An office of the Internal Revenue Service reveals a lot more than it used to about exactly what has gotten an advisor into trouble when it publishes the outcome of a disciplinary case. Other advisors are reading the details intently.

Like the Securities and Exchange Commission, the U.S. Patent and Trademark Office and other government agencies, the IRS metes out justice to industry professionals who break its rules. The IRS' Office of Professional Responsibility, or OPR, investigates bad behavior by certified public accountants, tax lawyers and other tax advisors.

IRS lists of offenders used to contain names and little else. In 2008, OPR started publishing the decisions of the administrative law judges and other officials who handle its disciplinary cases.

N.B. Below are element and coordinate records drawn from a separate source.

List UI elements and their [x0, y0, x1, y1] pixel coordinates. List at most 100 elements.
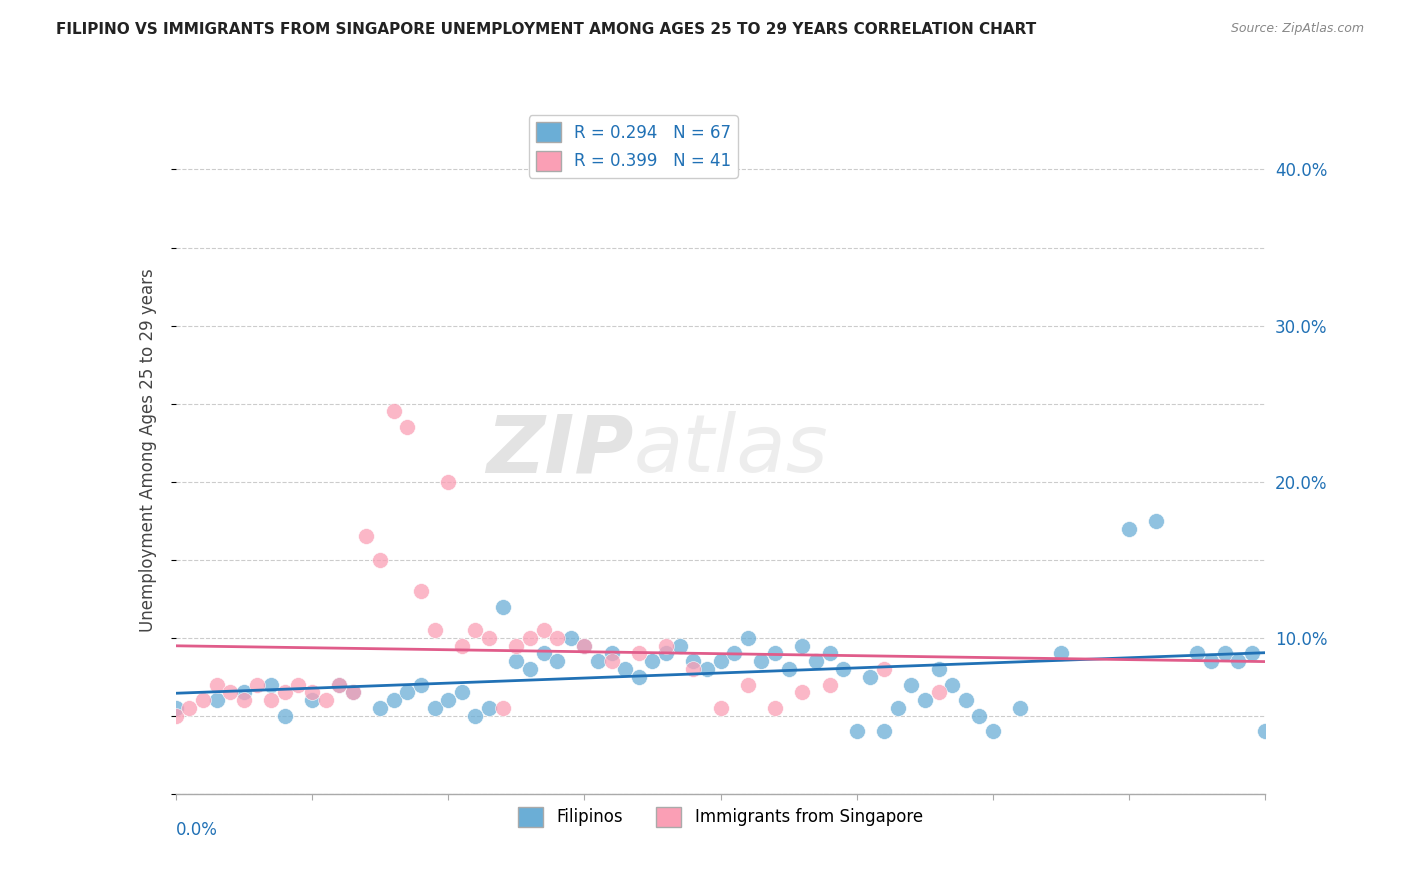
Point — [396, 420, 419, 434]
Point — [205, 678, 228, 692]
Point — [356, 529, 378, 543]
Point — [464, 623, 486, 637]
Point — [342, 685, 364, 699]
Point — [818, 646, 841, 660]
Point — [505, 639, 527, 653]
Point — [301, 693, 323, 707]
Point — [328, 678, 350, 692]
Point — [682, 662, 704, 676]
Point — [478, 631, 501, 645]
Point — [600, 646, 623, 660]
Point — [328, 678, 350, 692]
Point — [723, 646, 745, 660]
Point — [342, 685, 364, 699]
Text: Source: ZipAtlas.com: Source: ZipAtlas.com — [1230, 22, 1364, 36]
Text: FILIPINO VS IMMIGRANTS FROM SINGAPORE UNEMPLOYMENT AMONG AGES 25 TO 29 YEARS COR: FILIPINO VS IMMIGRANTS FROM SINGAPORE UN… — [56, 22, 1036, 37]
Point — [478, 701, 501, 715]
Point — [260, 678, 283, 692]
Point — [492, 701, 515, 715]
Point — [560, 631, 582, 645]
Point — [423, 701, 446, 715]
Point — [492, 599, 515, 614]
Point — [315, 693, 337, 707]
Point — [219, 685, 242, 699]
Point — [928, 662, 950, 676]
Point — [655, 639, 678, 653]
Point — [763, 646, 786, 660]
Point — [941, 678, 963, 692]
Point — [409, 583, 432, 598]
Point — [519, 662, 541, 676]
Point — [969, 708, 991, 723]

Now, the disclosures have created a body of information that tax advisors say provides much-needed insight into just how they can go wrong with the OPR and what to do if that happens.

"You always wore the stripes after the flogging, but now they are explaining why they flogged the guy," said Chris Rizek, a member in the Washington, D.C. office of law firm Caplin & Drysdale, and formerly a tax attorney at the U.S. Treasury and the Department of Justice.

The new, open approach marks a sea-change at the OPR, according to Rita A. Cavanagh, a partner in the Washington, D.C. office of law firm Latham & Watkins, LLP. She wrote a report on how to navigate an OPR investigation that appeared this week in the trade publication Tax Notes.

The industry expects more change from the office, which has been criticized for being a black box, providing too little information about how it conducts investigations and carries out disciplinary proceedings. Last year, it got a new director, Karen L. Hawkins, who is widely regarded as knowledgeable and aggressive.

The IRS did not immediately comment.

A practitioner facing a sanction by OPR may not even be aware of IRS scrutiny until he or she gets a letter alleging various violations, according to Cavanagh. Then there is not clear procedure for dealing with OPR in the early stages of an investigation, she added.

Cavanagh cited cases of interest in her report, including some the OPR lost. In one, the judge threw out allegations that John M. Sykes III had not done his due diligence in advising a hedge fund on the basis of stock it got in a transaction. In another, the judge dismissed a charge that Philip G. Panitz gave misleading information to several taxpayers regarding IRA withdrawals and workers compensation.